Module 8: Modern Modeling Patterns | Data Modeling Interview Mastery

📊 One Big Table (OBT)

Every data modeling course teaches you to normalize. The OBT pattern says: forget all that — pre-join everything into a single, massively wide, completely denormalized table.

An OBT takes your entire star schema — fact table plus every dimension — and materializes it into one flat table. No joins. No lookups. Just one table to rule them all.

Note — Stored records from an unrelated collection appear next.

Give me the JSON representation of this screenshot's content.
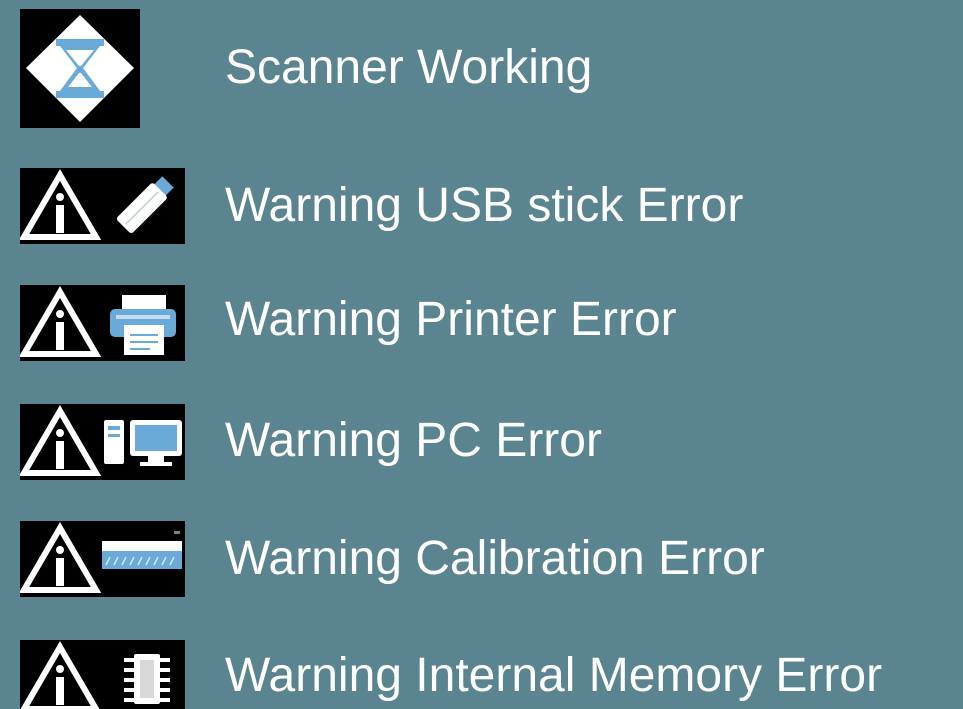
{
  "colors": {
    "background": "#5a8590",
    "icon_background": "#000000",
    "icon_white": "#ffffff",
    "icon_accent": "#6aaad8",
    "text": "#ffffff"
  },
  "rows": [
    {
      "label": "Scanner Working",
      "icon": "hourglass-icon"
    },
    {
      "label": "Warning USB stick Error",
      "icon": "usb-stick-icon"
    },
    {
      "label": "Warning Printer Error",
      "icon": "printer-icon"
    },
    {
      "label": "Warning PC Error",
      "icon": "pc-icon"
    },
    {
      "label": "Warning Calibration Error",
      "icon": "calibration-icon"
    },
    {
      "label": "Warning Internal Memory Error",
      "icon": "memory-chip-icon"
    }
  ]
}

In the age of columnar cloud warehouses — Snowflake, BigQuery, ClickHouse, Redshift — OBT has become a surprisingly practical pattern. A query touching 3 columns out of 200 only scans those 3 columns.

OBT: 1 table, 0 joins

↕ Pre-joined from ↕

fact_sales

dim_customer

dim_product

dim_store

dim_date

-- Materialize an OBT from a star schema
CREATE TABLE analytics.obt_sales AS
SELECT
    f.order_id, f.order_date, f.quantity, f.revenue,
    -- Customer dimension
    c.customer_name, c.customer_segment, c.customer_region,
    -- Product dimension
    p.product_name, p.product_category, p.brand,
    -- Store dimension
    s.store_name, s.store_city, s.store_state,
    -- Date dimension
    d.day_of_week, d.month_name, d.quarter, d.fiscal_year
FROM fact_sales f
JOIN dim_customer c ON f.customer_key = c.customer_key
JOIN dim_product p  ON f.product_key = p.product_key
JOIN dim_store s    ON f.store_key = s.store_key
JOIN dim_date d     ON f.date_key = d.date_key;

Aspect	OBT Advantage	OBT Drawback
Query simplicity	No joins — any analyst can query	—
Performance	Columnar scans only needed cols	Expensive if SELECT *
Onboarding	One table to learn	Column explosion (200+ cols)
Storage	Columnar compression mitigates	2–10× more raw storage
Freshness	Materialized for speed	Stale until next rebuild
Updates	—	Full rebuild on dim change

📖 Analogy

OBT is like a fully printed report binder. A star schema is a filing cabinet where you pull invoices, customer info, and product specs from separate drawers and staple them together. OBT is the pre-stapled binder — every page has all context already assembled. More paper (storage), but anyone can grab it and read instantly.

💡 Interview Insight

"OBT is a fully denormalized table where all dimensions are pre-joined into the fact table. It works in columnar engines because they only scan columns your query references — so a 200-column table querying 3 columns is just as fast. I'd use OBT for read-heavy dashboards and self-serve BI. The tradeoff is storage redundancy and rebuild cost. It's a serving-layer pattern, not a storage-layer pattern."

⚡ Activity Schema

Modern apps emit hundreds of event types. In Kimball, each gets its own fact table — fact_page_views, fact_purchases, fact_signups. With 50+ event types, you get 50+ tables and 50+ pipelines.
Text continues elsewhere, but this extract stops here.